The EEOC said the final rule “brings greater transparency and consistency to the conciliation process and helps ensure that the commission meets its statutory obligations on conciliation.”
Conciliation is an informal, confidential process required under Title VII of the Civil Rights Act, with a goal of resolving discrimination complaints before litigation.
The commission, which approved the final rule by a 3-2 vote Jan. 7, said it had not made any significant changes to its conciliation regulatory procedures since issuing them in 1977 and that the process faces various obstacles.
“Notably, approximately one-third of respondents who receive a reasonable cause finding refuse to participate in conciliation,” the EEOC said.

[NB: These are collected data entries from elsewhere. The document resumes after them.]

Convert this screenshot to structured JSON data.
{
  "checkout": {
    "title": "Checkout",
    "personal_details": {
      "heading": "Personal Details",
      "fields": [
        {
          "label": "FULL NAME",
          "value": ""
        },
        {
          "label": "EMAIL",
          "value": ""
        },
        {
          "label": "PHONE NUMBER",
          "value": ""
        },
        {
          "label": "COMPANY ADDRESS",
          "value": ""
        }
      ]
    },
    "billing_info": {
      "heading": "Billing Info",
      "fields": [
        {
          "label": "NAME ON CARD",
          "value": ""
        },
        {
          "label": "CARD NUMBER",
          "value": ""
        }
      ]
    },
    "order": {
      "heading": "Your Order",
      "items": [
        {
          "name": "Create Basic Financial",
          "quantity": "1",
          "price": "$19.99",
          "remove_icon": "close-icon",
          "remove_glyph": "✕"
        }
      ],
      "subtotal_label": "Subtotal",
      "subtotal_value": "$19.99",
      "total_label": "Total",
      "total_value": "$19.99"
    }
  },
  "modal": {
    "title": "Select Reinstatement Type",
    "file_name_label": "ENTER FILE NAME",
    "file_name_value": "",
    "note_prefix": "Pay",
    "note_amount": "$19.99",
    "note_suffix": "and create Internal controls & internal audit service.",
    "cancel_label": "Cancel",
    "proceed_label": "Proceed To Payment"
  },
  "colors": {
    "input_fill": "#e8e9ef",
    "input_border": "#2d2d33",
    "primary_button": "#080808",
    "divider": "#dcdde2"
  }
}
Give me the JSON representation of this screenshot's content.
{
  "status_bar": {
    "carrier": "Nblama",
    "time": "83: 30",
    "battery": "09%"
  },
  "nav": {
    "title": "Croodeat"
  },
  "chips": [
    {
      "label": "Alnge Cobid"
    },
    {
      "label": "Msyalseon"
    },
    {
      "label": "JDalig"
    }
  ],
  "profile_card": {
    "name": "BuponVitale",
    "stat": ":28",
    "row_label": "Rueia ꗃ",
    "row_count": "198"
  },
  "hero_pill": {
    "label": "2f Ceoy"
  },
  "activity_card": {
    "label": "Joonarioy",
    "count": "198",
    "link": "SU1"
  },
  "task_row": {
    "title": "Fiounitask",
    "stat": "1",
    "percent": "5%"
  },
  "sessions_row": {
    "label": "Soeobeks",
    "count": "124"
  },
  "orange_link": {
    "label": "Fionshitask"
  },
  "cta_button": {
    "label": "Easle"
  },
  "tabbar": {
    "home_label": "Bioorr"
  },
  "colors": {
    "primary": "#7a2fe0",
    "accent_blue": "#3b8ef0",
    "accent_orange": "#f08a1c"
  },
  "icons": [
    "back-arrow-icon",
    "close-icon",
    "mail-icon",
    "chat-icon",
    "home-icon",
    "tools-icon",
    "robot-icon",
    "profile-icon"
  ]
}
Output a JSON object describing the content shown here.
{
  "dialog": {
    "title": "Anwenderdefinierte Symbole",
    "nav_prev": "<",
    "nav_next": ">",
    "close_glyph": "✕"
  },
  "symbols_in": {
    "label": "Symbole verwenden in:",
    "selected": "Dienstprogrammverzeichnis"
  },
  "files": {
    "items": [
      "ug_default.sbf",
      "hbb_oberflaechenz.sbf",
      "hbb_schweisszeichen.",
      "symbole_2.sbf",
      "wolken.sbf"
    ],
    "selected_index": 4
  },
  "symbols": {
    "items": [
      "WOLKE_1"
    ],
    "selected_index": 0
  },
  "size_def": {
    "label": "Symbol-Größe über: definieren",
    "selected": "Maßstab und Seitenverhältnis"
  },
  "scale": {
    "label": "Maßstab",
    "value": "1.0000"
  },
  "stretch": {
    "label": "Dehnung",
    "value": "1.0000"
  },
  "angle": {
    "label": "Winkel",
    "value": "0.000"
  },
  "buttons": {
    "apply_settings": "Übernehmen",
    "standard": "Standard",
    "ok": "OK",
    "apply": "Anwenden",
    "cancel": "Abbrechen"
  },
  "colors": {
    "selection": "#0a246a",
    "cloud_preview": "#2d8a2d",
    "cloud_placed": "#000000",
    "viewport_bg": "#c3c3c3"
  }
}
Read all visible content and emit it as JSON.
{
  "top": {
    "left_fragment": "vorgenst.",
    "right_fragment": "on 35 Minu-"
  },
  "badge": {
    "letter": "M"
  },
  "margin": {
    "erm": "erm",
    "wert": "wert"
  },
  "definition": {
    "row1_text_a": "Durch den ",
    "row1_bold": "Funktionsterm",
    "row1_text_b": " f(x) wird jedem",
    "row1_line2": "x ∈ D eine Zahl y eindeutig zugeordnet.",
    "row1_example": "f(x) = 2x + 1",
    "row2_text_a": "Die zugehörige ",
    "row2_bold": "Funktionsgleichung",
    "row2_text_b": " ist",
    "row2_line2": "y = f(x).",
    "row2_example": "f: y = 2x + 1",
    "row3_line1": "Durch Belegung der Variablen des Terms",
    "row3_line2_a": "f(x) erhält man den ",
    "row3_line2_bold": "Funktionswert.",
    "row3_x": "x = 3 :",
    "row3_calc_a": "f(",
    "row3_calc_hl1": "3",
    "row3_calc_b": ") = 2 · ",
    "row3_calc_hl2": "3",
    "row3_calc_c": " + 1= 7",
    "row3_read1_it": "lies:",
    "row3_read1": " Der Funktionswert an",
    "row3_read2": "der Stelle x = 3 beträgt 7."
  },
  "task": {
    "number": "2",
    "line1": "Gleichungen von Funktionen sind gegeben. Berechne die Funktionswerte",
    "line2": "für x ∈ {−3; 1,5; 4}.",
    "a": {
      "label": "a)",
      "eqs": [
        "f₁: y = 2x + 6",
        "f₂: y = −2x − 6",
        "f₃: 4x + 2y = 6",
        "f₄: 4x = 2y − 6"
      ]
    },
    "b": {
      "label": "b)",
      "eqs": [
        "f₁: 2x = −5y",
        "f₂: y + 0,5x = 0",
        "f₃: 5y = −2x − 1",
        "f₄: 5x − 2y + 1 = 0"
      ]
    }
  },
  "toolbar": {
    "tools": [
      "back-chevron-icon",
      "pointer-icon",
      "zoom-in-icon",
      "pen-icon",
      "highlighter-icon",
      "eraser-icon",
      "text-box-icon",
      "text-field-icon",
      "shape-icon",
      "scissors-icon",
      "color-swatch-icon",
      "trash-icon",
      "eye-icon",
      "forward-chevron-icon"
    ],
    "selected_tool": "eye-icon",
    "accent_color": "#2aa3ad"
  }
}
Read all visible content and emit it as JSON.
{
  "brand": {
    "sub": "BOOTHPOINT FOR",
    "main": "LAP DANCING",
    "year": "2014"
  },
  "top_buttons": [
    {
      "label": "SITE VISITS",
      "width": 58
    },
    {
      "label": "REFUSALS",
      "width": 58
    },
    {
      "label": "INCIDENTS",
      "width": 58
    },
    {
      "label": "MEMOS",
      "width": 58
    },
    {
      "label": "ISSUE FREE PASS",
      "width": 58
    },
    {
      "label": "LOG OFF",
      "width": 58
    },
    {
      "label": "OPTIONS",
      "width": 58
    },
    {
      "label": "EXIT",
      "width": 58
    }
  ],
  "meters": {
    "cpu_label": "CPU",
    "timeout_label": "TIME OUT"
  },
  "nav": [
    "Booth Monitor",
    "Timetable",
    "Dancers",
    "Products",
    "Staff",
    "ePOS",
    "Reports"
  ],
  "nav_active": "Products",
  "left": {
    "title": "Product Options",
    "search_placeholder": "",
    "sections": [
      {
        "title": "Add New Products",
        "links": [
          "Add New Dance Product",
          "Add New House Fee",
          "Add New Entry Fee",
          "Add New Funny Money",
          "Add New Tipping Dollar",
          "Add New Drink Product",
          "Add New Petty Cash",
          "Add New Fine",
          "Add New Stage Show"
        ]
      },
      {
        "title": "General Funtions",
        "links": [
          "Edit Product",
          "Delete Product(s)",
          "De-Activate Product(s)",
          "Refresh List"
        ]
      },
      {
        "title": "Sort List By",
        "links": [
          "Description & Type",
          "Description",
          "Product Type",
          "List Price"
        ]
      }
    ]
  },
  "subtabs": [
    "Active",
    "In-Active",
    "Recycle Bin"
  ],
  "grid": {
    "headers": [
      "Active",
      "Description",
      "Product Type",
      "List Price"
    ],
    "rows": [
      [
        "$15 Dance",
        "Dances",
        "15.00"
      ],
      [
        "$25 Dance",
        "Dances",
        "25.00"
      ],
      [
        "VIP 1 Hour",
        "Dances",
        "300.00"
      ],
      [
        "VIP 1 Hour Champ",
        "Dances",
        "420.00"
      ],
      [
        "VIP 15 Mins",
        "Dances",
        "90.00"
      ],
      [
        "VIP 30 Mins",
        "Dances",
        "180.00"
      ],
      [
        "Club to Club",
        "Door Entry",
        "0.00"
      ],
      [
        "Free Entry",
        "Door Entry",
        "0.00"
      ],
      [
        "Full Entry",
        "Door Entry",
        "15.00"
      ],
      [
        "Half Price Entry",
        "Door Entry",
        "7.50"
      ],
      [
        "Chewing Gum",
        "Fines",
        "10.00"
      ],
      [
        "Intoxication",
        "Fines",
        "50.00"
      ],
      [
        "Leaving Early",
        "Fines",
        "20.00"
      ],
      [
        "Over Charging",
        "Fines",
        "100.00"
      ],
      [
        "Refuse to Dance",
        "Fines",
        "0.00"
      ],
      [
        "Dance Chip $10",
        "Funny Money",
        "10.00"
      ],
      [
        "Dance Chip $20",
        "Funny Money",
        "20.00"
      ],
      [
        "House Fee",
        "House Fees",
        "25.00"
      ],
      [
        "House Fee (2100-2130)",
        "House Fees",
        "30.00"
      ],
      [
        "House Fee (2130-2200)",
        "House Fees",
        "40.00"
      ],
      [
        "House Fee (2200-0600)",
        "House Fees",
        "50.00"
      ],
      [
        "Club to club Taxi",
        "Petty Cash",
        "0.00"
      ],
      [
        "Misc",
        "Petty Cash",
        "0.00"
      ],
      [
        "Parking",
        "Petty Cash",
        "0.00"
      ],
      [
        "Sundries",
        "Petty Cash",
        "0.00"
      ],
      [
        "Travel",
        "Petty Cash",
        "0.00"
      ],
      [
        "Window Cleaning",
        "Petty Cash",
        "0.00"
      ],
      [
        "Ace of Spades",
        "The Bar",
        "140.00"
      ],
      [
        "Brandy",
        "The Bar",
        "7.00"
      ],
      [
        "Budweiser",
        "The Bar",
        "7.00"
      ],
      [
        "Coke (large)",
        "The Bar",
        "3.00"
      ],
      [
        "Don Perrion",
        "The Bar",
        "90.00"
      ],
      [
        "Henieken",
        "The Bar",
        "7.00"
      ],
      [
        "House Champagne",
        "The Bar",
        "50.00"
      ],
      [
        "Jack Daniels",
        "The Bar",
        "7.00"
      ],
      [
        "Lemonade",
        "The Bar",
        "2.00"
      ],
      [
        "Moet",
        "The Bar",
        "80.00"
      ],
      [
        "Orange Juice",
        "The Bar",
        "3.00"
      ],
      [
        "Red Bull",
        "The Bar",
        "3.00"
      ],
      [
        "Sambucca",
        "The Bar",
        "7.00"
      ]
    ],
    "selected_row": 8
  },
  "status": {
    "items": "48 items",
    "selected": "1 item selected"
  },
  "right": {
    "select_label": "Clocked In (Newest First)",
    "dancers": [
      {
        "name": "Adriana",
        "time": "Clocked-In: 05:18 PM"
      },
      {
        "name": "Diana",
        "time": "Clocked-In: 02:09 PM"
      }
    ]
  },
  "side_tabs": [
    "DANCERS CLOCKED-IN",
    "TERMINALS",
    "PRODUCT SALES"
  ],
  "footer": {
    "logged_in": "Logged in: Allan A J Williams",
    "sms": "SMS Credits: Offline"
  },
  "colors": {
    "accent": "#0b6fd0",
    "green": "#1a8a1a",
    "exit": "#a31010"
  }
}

“Overall, more than half of the cases in which the commission finds reasonable cause that discrimination occurred are not resolved through conciliation.”
The Supreme Court addressed conciliation in a 2015 case, Mach Mining LLC v. EEOC, when it confirmed that the process plays an important role in achieving the Congressional goal of ending employment discrimination.
The commission said changes in the final rule are “straightforward revisions” designed to make conciliation “a more powerful mechanism to halt and remedy unlawful discriminatory employment practices in a greater percentage of charges without litigation—either by the commission or by employees.”
It plans to achieve this by implementing requirements regarding the information the EEOC must provide before and during the conciliation process, in particular with respect to its findings and demands.
The requirements “ensure the commission will provide certain information—the essential facts and the law supporting the claim, findings, and demand.”
This disclosure of information by the commission will facilitate the respondents’ ability to identify specific discriminatory practices, which, in turn, will encourage voluntary, prospective remedial action.
The commission hopes that the increased information disclosures will allow respondents to more accurately assess their potential liability, and will help “focus discussions in a way more likely to achieve a meeting of the minds.”